Morphology and temporal interactions of silica particles influence the chemotherapeutic cancer cell death
Astha Sharma,
Jiachen Yan,
Prakrit Siwakoti,
Ayad Saeed,
Vipul Agarwal,
Zhi Ping Xu,
Ran Wang,
Tushar Kumeria
Affiliations
Astha Sharma
School of Materials Science and Engineering, University of New South Wales, Kensington, Sydney, NSW 2052, Australia; Australian Centre for Nanomedicine, University of New South Wales, Kensington, Sydney, NSW 2052, Australia
Jiachen Yan
School of Materials Science and Engineering, University of New South Wales, Kensington, Sydney, NSW 2052, Australia; Australian Centre for Nanomedicine, University of New South Wales, Kensington, Sydney, NSW 2052, Australia
Prakrit Siwakoti
School of Materials Science and Engineering, University of New South Wales, Kensington, Sydney, NSW 2052, Australia; Australian Centre for Nanomedicine, University of New South Wales, Kensington, Sydney, NSW 2052, Australia
Ayad Saeed
School of Materials Science and Engineering, University of New South Wales, Kensington, Sydney, NSW 2052, Australia; Australian Centre for Nanomedicine, University of New South Wales, Kensington, Sydney, NSW 2052, Australia
Vipul Agarwal
Cluster for Advanced Macromolecular Design (CAMD), School of Chemical Engineering, University of New South Wales, Kensington, Sydney, NSW 2052, Australia
Zhi Ping Xu
Institute of Biomedical Health Technology and Engineering, Shenzhen Bay Laboratory, Shenzhen, China; The Australian Institute for Bioengineering and Nanotechnology, The University of Queensland, St Lucia, Brisbane, Qld 4072, Australia; Institute of System and Physical Biology, Shenzhen Bay Laboratory, Shenzhen 518107, China
Ran Wang
Mater Research Institute – The University of Queensland, Translational Research Institute, Woolloongabba, QLD, Australia; Corresponding author.
Tushar Kumeria
School of Materials Science and Engineering, University of New South Wales, Kensington, Sydney, NSW 2052, Australia; Australian Centre for Nanomedicine, University of New South Wales, Kensington, Sydney, NSW 2052, Australia; School of Pharmacy, University of Queensland, Woolloongabba, QLD 4102, Australia; Corresponding author at: School of Materials Science and Engineering, University of New South Wales, Kensington, Sydney, NSW 2052, Australia.
Encapsulation of drugs into nanocarriers is proven to be highly promising approach in reducing drug toxicity and enhancing therapeutic efficacy.
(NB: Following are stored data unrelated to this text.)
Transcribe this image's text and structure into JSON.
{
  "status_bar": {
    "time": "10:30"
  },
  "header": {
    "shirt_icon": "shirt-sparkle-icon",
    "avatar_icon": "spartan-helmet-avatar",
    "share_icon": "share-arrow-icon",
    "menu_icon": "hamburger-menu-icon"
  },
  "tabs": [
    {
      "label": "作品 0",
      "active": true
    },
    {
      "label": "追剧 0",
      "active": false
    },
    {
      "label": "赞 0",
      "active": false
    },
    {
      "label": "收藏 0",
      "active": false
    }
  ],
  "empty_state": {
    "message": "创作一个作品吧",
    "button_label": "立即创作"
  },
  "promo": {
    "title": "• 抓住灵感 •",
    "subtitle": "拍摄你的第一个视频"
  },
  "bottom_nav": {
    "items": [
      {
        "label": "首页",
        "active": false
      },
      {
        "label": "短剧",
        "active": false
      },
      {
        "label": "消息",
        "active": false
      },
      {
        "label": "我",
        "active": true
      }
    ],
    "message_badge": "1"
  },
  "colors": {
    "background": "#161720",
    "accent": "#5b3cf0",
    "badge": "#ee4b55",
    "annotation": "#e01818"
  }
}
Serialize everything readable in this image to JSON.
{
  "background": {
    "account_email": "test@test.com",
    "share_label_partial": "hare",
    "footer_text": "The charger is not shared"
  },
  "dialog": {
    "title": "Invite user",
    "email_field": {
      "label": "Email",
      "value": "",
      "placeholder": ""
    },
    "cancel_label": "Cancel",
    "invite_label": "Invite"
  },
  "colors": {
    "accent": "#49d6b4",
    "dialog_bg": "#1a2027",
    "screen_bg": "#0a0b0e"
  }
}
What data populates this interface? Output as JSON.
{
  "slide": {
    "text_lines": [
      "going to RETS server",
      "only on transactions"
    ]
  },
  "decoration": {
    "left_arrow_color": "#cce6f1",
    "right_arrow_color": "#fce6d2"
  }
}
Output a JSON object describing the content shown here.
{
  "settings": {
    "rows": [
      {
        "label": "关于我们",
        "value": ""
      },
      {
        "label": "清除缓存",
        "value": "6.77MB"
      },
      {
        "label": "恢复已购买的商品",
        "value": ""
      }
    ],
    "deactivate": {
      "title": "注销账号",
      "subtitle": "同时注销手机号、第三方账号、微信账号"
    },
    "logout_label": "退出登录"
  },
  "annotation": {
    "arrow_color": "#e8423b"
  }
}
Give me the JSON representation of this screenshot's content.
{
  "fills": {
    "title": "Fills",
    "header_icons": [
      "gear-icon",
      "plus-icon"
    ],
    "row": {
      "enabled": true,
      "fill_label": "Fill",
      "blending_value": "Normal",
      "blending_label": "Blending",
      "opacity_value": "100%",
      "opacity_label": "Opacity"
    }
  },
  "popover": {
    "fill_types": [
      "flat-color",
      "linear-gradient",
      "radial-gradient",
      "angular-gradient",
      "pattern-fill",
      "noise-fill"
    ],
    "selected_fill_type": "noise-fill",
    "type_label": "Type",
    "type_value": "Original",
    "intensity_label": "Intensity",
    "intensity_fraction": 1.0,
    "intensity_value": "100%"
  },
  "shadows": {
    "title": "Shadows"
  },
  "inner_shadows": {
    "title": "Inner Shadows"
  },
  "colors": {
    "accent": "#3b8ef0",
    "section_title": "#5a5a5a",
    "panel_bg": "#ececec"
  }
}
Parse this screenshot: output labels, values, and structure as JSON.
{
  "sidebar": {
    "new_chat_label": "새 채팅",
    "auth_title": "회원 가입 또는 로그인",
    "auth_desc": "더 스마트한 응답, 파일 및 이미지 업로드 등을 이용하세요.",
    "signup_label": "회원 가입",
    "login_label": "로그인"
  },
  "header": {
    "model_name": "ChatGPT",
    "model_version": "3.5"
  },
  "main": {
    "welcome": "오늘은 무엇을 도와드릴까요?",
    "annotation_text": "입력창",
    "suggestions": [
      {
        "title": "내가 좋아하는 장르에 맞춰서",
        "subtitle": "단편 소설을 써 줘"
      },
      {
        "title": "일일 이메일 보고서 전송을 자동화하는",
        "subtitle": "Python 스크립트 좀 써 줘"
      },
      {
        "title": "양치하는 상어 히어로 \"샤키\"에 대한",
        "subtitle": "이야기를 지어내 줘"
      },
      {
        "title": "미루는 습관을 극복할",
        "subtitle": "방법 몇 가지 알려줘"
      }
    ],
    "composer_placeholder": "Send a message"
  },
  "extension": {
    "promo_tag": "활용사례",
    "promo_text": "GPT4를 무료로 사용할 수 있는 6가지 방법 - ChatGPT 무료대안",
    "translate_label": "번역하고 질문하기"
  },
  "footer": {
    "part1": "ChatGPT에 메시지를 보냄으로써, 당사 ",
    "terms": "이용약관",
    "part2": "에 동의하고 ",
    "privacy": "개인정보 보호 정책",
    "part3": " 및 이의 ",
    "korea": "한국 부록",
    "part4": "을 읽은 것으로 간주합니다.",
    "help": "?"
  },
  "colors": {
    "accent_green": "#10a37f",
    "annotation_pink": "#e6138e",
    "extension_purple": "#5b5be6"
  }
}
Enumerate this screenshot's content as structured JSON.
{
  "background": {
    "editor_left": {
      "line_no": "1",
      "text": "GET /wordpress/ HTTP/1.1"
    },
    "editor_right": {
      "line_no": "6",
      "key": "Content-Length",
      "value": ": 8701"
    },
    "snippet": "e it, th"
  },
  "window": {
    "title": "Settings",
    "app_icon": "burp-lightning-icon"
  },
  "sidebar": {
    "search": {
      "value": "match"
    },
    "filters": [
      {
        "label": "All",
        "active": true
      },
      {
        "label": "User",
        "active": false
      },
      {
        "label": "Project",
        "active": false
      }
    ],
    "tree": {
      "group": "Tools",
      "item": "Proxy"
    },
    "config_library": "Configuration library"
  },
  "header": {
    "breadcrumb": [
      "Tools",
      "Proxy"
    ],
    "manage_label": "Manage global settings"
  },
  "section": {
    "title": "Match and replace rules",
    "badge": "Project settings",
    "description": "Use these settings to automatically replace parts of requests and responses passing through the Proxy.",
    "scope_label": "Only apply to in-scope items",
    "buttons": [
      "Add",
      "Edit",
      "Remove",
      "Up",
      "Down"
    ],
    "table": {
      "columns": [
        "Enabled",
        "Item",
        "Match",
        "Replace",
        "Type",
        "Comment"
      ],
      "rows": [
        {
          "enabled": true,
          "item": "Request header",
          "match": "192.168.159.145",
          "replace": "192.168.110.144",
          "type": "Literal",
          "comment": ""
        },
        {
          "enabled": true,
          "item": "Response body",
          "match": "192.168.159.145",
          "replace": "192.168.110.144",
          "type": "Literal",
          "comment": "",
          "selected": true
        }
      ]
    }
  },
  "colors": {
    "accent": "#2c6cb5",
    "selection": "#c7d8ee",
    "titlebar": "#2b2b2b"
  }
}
However, controlling the loading efficiency and capacity, and release of therapeutics at specific disease site has remained a key challenge, particularly for toxic chemotherapeutic drugs. This work explored the effect of treatment with empty silica nanoparticles (SNPs) and a chemotherapeutic drug either together (i.e. co-treatment) or in tandem (i.e. temporally spaced) on the cell ablation ability of the drug. The study also investigated whether the efficacy of the drug in response to these treatments was dependent on the morphology of particles. SNPs of four different morphologies (solid: SSNPs, dendritic: DSNPs, mesoporous: MSNPs, and rod: RSNP) were used, while cisplatin (CisPt) served as model chemotherapeutic. The efficacy of CisPt as a function of SNPs morphology and temporal treatment strategy was tested in HeLa cells. The results indicated that the morphology of particles as well as treatment strategy (i.e. co-incubation and post treatment) had an impact on not only the cell viability but also the cell death pathways, as evidenced by varying IC50 values and the flow cytometry analysis. Interestingly, co-treatment of SNPs with CisPt resulted in an across-the-board lower IC50 value compared to when the cells were first treated with SNPs for 24 h followed by CisPt treatment and even when CisPt was loaded into the particles for most of the SNPs.